All That and a Bag of Chips: A Review of Subterranean

Subterranean (2018)
Written by: Sarah Colombo
Genre: Science Fiction
Pages: 259 (ebook)
Publisher: Spaceboy Books

Disclaimer: I received a free copy of this book from the author in exchange for a fair review.

Why I chose it: I volunteered to review it because I’m a fan of satire as well as stories about technology’s impact on society, and this promised me both.

The premise:

Hil Mills is missing. Worse, her boyfriend Ronnie can’t find out anything about her because she’s been living off-the-grid since childhood, and doesn’t even have an online profile. In a world loaded with Screens, where robots do almost every job, Ronnie and a team of misfits try to solve the mystery of Hil’s disappearance. Through warehouse raves, transcendentalism-obsessed communes, and bougie corporate parties, Ronnie digs for answers. Meanwhile, Hil’s busy saving herself from her past, and a future she never wanted. Is it a conspiracy, a terror plot, or just a bad break-up? Spoiler alert: it’s all that and more.

Extremely mild spoilers

Discussion: Colombo’s debut novel is a very smartass story about a near-future society obsessed with technology in nearly every form and 90s references. There’s a lot to like about it; from snarky robots to hippie existentialists, Colombo holds up a mirror to us and pokes fun at just about everything, from our constant social media updates to our propensity to build on quotes taken out of context. There were many points where I laughed out loud—something that, despite my love of humor, is difficult to do in fiction (but ask me about Kingsley Amis’s Lucky Jim, because that novel is a riot—and in a lot of ways Subterranean is just like it).

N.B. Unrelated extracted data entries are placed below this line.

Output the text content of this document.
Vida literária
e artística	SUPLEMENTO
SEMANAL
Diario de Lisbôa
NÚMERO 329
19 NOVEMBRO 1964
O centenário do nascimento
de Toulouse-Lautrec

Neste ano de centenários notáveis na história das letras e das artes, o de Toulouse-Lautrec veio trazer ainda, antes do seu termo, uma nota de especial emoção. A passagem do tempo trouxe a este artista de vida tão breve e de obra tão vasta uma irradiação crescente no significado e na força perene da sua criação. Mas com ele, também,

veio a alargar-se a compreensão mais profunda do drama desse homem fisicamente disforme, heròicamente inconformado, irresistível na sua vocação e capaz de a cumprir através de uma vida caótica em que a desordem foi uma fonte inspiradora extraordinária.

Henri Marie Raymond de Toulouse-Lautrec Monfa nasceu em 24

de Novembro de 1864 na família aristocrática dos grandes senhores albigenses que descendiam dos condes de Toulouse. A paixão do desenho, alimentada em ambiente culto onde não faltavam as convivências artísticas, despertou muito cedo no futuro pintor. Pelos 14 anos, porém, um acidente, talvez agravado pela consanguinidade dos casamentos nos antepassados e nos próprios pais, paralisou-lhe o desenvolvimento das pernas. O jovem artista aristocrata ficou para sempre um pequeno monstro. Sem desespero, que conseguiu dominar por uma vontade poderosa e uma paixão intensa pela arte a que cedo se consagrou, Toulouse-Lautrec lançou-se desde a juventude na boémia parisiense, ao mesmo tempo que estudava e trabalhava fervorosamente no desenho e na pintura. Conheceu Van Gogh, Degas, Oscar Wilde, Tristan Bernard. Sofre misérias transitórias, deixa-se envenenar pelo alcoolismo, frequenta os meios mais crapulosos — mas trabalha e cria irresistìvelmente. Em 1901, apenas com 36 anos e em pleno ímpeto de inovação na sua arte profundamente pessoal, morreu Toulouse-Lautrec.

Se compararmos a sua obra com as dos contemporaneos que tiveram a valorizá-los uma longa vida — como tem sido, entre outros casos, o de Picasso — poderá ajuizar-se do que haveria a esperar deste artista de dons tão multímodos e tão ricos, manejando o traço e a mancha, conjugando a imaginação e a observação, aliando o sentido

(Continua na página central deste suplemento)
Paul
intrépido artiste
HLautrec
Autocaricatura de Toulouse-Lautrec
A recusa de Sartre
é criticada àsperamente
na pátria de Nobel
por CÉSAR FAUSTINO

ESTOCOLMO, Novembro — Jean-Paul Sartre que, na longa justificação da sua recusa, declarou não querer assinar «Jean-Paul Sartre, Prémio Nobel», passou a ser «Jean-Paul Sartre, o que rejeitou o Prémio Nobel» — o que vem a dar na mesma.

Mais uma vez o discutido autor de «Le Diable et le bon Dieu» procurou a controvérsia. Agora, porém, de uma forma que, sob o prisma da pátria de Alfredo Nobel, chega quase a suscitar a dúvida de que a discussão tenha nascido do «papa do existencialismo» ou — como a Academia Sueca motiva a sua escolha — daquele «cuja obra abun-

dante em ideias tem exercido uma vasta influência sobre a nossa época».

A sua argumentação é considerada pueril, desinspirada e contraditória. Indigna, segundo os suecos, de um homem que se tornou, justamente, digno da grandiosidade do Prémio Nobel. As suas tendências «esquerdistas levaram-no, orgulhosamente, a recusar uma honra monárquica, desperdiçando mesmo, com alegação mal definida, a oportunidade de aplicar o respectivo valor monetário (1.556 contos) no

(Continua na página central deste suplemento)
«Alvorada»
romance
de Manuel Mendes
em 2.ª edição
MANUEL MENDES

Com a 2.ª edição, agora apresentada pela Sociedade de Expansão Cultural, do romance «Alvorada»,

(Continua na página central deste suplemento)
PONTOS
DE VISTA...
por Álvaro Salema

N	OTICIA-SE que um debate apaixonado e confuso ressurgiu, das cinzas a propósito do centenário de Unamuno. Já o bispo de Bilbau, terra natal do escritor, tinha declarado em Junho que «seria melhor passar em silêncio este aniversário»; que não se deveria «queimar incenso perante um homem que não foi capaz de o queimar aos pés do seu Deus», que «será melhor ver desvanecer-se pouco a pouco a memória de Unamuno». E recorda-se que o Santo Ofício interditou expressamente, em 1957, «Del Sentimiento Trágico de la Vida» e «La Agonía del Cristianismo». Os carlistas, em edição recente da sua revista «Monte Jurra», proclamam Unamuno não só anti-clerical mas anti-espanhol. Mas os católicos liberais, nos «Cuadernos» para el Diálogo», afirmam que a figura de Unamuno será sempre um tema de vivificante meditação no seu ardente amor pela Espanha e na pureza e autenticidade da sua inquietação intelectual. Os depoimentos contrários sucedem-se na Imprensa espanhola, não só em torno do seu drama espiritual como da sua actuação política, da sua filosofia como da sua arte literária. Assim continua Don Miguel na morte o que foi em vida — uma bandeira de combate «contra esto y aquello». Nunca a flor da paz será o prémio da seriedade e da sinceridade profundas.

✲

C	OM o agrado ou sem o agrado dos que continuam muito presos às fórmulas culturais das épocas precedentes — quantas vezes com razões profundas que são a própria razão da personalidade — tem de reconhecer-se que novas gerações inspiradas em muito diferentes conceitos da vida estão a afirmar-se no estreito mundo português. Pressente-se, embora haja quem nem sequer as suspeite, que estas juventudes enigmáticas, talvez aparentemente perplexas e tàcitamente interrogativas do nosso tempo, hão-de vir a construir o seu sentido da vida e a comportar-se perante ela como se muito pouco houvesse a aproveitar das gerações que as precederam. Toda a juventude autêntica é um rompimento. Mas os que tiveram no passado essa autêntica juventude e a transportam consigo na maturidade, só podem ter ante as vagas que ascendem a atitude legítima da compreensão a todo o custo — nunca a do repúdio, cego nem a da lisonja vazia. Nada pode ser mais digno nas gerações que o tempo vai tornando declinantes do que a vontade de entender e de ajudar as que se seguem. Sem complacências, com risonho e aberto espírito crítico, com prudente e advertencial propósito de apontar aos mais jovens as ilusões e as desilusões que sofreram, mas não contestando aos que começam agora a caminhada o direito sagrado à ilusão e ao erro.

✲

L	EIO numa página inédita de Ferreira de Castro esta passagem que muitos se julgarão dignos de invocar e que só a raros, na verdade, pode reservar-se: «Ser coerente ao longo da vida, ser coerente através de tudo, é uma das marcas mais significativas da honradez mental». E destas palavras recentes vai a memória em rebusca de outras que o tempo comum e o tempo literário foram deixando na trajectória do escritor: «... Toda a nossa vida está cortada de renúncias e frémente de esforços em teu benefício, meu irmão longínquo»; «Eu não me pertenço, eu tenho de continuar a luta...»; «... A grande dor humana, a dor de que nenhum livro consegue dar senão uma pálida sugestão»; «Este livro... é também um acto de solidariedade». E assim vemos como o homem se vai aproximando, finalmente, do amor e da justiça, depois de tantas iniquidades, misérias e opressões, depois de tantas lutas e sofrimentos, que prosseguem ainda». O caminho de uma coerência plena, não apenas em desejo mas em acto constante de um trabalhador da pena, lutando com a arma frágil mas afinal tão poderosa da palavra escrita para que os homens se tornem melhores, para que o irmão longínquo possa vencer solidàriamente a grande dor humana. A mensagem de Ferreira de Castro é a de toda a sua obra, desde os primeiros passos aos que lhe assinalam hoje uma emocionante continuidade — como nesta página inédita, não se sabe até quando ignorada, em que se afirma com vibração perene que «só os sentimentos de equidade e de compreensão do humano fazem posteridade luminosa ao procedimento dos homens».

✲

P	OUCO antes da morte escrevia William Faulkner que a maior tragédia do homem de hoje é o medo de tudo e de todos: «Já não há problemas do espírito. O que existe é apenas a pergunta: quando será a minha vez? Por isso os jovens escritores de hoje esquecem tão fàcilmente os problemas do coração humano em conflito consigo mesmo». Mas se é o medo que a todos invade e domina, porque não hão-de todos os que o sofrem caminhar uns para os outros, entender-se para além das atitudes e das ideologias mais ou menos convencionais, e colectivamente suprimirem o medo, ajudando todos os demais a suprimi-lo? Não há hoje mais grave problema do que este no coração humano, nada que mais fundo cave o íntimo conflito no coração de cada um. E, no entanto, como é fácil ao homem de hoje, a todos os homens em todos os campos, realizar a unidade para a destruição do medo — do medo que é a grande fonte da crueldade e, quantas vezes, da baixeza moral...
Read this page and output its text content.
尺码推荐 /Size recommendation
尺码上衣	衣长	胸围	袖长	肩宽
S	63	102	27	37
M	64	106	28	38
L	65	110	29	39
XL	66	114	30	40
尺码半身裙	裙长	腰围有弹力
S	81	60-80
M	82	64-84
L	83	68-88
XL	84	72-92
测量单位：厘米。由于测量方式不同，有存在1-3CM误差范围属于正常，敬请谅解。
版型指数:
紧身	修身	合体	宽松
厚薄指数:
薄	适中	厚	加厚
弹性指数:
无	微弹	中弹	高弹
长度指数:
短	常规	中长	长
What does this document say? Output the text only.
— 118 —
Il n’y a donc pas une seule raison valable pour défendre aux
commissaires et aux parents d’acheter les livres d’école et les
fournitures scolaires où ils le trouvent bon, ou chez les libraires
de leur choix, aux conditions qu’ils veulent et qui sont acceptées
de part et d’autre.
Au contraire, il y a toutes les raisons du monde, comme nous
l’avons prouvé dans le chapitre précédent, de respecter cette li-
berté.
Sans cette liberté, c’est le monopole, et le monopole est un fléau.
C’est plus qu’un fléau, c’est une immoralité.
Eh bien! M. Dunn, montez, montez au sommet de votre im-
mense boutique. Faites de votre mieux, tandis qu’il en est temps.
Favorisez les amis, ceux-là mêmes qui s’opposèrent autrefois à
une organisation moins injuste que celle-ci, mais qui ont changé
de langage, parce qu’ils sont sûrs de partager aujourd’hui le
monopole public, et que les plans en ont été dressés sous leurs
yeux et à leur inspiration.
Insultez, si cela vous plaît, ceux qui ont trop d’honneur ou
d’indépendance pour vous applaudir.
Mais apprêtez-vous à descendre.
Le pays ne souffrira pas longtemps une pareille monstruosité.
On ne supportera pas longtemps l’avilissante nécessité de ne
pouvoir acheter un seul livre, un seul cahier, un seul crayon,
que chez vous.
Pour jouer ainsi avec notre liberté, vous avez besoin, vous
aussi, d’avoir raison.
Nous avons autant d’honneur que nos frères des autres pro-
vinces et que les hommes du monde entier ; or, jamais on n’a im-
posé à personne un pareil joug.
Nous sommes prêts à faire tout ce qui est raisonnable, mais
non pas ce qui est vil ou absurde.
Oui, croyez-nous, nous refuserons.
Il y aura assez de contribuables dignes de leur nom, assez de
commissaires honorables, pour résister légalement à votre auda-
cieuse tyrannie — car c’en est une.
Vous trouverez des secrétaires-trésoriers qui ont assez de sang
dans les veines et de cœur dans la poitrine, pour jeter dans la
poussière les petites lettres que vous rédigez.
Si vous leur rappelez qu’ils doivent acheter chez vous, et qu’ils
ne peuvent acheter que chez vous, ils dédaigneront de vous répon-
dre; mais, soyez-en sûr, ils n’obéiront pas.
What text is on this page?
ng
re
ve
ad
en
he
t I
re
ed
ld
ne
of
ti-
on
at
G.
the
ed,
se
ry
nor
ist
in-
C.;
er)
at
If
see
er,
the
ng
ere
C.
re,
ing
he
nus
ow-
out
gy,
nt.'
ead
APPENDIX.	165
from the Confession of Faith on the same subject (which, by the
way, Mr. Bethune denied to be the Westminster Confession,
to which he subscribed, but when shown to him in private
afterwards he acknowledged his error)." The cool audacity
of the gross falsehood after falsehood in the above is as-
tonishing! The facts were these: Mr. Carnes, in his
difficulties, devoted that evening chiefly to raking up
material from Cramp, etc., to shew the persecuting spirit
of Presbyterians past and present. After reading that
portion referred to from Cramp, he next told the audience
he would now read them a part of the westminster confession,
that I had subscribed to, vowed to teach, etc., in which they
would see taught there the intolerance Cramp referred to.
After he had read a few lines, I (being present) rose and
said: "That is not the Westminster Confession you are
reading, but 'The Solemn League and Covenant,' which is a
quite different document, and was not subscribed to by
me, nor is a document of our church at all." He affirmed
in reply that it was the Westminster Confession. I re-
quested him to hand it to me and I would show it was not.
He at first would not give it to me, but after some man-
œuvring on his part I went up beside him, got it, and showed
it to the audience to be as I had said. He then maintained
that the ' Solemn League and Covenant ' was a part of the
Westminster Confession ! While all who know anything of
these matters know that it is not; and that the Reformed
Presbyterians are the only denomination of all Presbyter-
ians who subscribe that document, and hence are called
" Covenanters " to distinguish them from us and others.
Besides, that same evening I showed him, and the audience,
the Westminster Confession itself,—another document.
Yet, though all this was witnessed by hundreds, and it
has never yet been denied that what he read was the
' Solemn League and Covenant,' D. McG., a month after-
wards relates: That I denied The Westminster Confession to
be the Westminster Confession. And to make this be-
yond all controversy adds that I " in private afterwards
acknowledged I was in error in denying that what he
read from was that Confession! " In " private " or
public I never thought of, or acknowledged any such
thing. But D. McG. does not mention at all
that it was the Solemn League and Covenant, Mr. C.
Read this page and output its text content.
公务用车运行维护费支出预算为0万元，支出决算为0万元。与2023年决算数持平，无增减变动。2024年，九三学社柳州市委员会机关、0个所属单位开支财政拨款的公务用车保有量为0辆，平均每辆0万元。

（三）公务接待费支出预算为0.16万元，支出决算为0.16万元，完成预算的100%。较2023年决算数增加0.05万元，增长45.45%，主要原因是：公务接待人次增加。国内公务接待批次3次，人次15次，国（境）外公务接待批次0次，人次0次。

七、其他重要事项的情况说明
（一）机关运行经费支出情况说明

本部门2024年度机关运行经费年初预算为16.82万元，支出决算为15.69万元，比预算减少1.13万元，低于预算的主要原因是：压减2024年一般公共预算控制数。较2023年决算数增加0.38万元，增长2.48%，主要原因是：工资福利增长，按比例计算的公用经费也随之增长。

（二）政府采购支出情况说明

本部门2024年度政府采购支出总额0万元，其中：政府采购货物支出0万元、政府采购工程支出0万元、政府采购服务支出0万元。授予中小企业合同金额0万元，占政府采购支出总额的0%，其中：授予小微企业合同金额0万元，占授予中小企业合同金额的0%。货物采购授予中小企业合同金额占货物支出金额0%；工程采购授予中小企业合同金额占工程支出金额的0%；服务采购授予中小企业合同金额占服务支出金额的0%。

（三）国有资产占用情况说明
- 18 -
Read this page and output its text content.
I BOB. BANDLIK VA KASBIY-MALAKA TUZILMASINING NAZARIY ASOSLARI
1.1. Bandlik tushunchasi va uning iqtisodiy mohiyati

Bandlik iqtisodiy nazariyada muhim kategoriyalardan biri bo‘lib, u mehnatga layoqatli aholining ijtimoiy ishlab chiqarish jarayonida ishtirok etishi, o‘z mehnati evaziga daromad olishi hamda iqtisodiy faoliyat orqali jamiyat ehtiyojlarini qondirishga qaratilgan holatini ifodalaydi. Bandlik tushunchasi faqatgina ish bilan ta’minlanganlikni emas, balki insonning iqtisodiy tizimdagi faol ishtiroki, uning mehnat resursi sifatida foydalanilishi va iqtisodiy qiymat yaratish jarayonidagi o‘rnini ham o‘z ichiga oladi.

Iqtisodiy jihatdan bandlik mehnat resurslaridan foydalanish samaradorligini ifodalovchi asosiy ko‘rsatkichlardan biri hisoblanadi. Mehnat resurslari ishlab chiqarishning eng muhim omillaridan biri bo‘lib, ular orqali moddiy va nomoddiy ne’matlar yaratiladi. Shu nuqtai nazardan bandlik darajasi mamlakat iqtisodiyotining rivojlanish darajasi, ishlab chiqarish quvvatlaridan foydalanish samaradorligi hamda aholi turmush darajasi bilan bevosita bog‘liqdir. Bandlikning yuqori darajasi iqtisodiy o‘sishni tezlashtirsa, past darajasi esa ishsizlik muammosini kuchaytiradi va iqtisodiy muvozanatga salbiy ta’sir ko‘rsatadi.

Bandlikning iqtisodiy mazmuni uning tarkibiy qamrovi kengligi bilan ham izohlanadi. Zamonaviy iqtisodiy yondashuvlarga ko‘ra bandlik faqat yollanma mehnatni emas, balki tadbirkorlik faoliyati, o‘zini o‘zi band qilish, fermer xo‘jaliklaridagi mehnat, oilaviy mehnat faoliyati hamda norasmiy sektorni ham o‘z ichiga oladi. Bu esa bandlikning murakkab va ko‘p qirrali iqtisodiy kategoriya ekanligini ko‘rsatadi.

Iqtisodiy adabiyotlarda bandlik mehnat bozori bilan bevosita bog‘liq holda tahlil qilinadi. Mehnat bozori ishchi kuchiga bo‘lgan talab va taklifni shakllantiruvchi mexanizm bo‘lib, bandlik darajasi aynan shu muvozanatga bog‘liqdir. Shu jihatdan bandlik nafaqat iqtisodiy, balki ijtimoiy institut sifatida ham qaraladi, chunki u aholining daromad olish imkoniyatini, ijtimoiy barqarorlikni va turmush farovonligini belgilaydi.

Ronnie is a former children’s librarian whose job was taken over by a robot and whose girlfriend Hil recently ditched him. He finds work counseling other people whose jobs were also taken over by robots, but drops everything when he finds out Hil is missing. Ronnie’s suspicions that Hil is mixed up in something bad is at war with his feelings over being dumped, but the only way he’s going to find out how she feels about him is to find her. Unlike almost everyone else, Hil was raised away from technology, making her very difficult to track. Ronnie, accompanied by his first counseling client Colin and Ronnie’s personal robot RIFF23, trek through 90s rave reenactments, alien abductee meetings and nature communes. Hil manages to leave Ronnie a clue to her whereabouts, and Ronnie, Colin and company launch a desperately-cobbled rescue attempt with newfound colleagues.

The story is told from both Hil’s and Ronnie’s points of view. It isn’t surprising who has kidnapped Hil—her ex-boyfriend Johns, the CEO of Venus Syndicate (VS), who has coopted a peaceful anti-technology community (HDT, named after Henry David Thoreau) and made it over into a terrorist group–is set up from the beginning as the villain, since Ronnie is sure Hil went back to Johns after dumping him. This is a boy-meets-girl boy-falls-in-love-with-girl boy-rescues-girl boy-is-jealous-of-other-boy-because-of-girl story, and I admit I was a little annoyed by that at first. Toward the beginning I was sometimes unsure if what Ronnie and Hil actually had was a relationship. I could not decide if Ronnie loved Hil or if was he obsessed with someone who had every right to walk out on a relationship she thought wasn’t working. So I wish that the relationship setup had been made more clear—although anyone who goes through a breakup goes on a rollercoaster ride of emotions, and Ronnie’s strong characterization certainly reflected that. I was happy to find out later in the story that Hil does indeed return Ronnie’s affections. 

There are a ton of acronyms in this story. That’s part of the humor. Besides our obsession with technology, our society is obsessed with nicknaming objects and organizations. Where she uses them, Colombo almost always explains them or weaves in gentle reminders, but honestly, if we readers can tell the difference between FBI, JLA, DVD, ATM, DSL, AT&T, LARP, WWE, MMA and so on, then readers are going to be Just Fine. In fact, the snarky dialogue and absurd situations (juxtaposed with Ronnie’s and Hil’s often tender musings and memories about their relationship) keep this story going. 

I don’t want to spoil the ending, but I do want to say that while Ronnie and Hil are reunited, their story isn’t delivered in a neat little package. And that’s the best outcome for them, actually. If this book had ended any other way, I think I might not have liked it as much as I did. 

In conclusion: Subterranean is an enjoyable, sometimes raucous satire that appears not to take itself too seriously while actually highlighting sobering themes such as tech addiction, corporate greed, and a wee bit of terrorism against a backdrop of ’90s nostalgia and zany existentialist flakiness. There’s a plot twist toward the end which I should have seen coming, but didn’t, and it made me like the main characters that much more. Sarah Colombo’s brilliantly underhanded story makes me look forward to her future work.